OSF Ventures’ new leader will focus investments on alternative care modalities, workforce retention
Peoria, Illinois-based OSF HealthCare was among the first U.S. health systems to establish a dedicated venture capital investment arm, along with Ascension, Kaiser Permanente and Providence. Since its founding in 2015, OSF Ventures has invested in 28 startups, nine of which have successfully exited.
Last week, the investment arm gained a new leader. Mayank Taneja became the health system’s vice president of investment, taking over for Stan Lynall, who founded and previously led OSF Ventures. In his new role, Taneja oversees $250 million in assets across three funds.
Taneja has a deep medical background. He practiced internal medicine in India and worked in the post-market risk surveillance division at Zimmer Biomet before joining OSF in 2014. He began working on OSF’s usability services team to help startups pilot their technology and conduct clinical studies and later transitioned to OSF Ventures as one of the earliest members of its team in 2016.
The leadership change came five months after OSF’s board approved another $100 million fund for its venture capital arm. This fund is the third one allocated to OSF Ventures, following two $75 million funds that were approved in 2015 and 2019. Taneja said his team will continue to use this money to invest in startups specializing in medical devices, diagnostics and digital health. OSF Ventures typically invests about $2 million in each startup and reserves similarly-sized funds for follow-up investments should the company raise more money.
“The overarching theme is that we only invest in startups that are strategically valuable to the system,” he said.
At this moment, Taneja said OSF Ventures is focused on making investments in startups seeking to take care outside the four walls of a hospital through alternative care modalities such as telehealth or hospital-at-home. The venture fund ensures the startups it invests in offer a consolidated platform that captures the patient journey from start to finish and can roll multiple solutions into a single offering.
“We’re trying to support the operational teams by seeing how we can do more with less in terms of our staffing and resources while still being able to deliver consistently,” he said.
The venture arm is also focusing its investments on startups specializing in workforce retention. OSF Ventures is looking at solutions designed to optimize staffing, improve workforce retention levels and help providers recruit staff from channels where they have not traditionally done outreach, according to Taneja.
To the startups it invests in, OSF is not only a financial growth partner but also a product and service development partner. When determining which startups its fund should go to, Taneja said his team only selects startups that offer products they could envision OSF successfully deploying. The health system has conducted clinical trials with its portfolio companies when they were working toward FDA approval, and has deployed or piloted the FDA-approved technologies its other portfolio companies offer. For example, OSF Ventures is collaborating with Epitel to help it commercialize its wireless, wearable brain wave-monitoring device to detect seizures.
To analyze potential portfolio companies, a vetting team meets every week to go over five or six startups. The multidisciplinary group includes clinicians, members of the IT team and members of OSF Ventures. When going over whether a company’s technology will serve the health system, the vetting team discusses whether the technology in question can be effectively implemented into OSF’s workflow and whether the startup can deliver evidence on its value proposition.

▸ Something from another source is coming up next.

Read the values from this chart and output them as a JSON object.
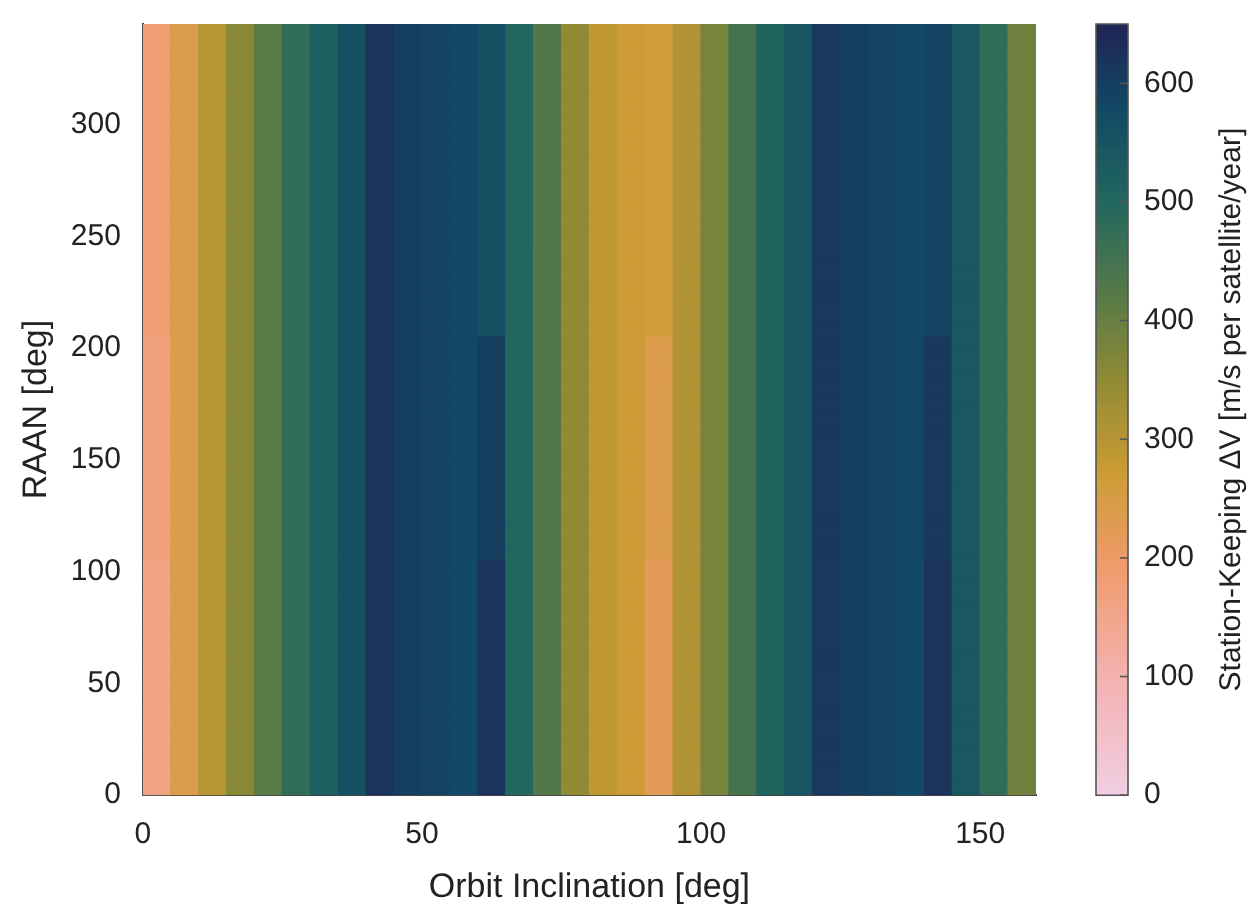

Taneja said his team will stick with this process because it has worked well for them so far. Nine of the 28 companies OSF Ventures has invested in have had successful exits, including Best Buy’s purchase of Current Health and Amwell’s acquisition of SilverCloud Health.
When OSF Ventures’ portfolio companies go public or get acquired, the revenue OSF receives always goes back to the treasury to further advance the health system’s mission, Taneja said.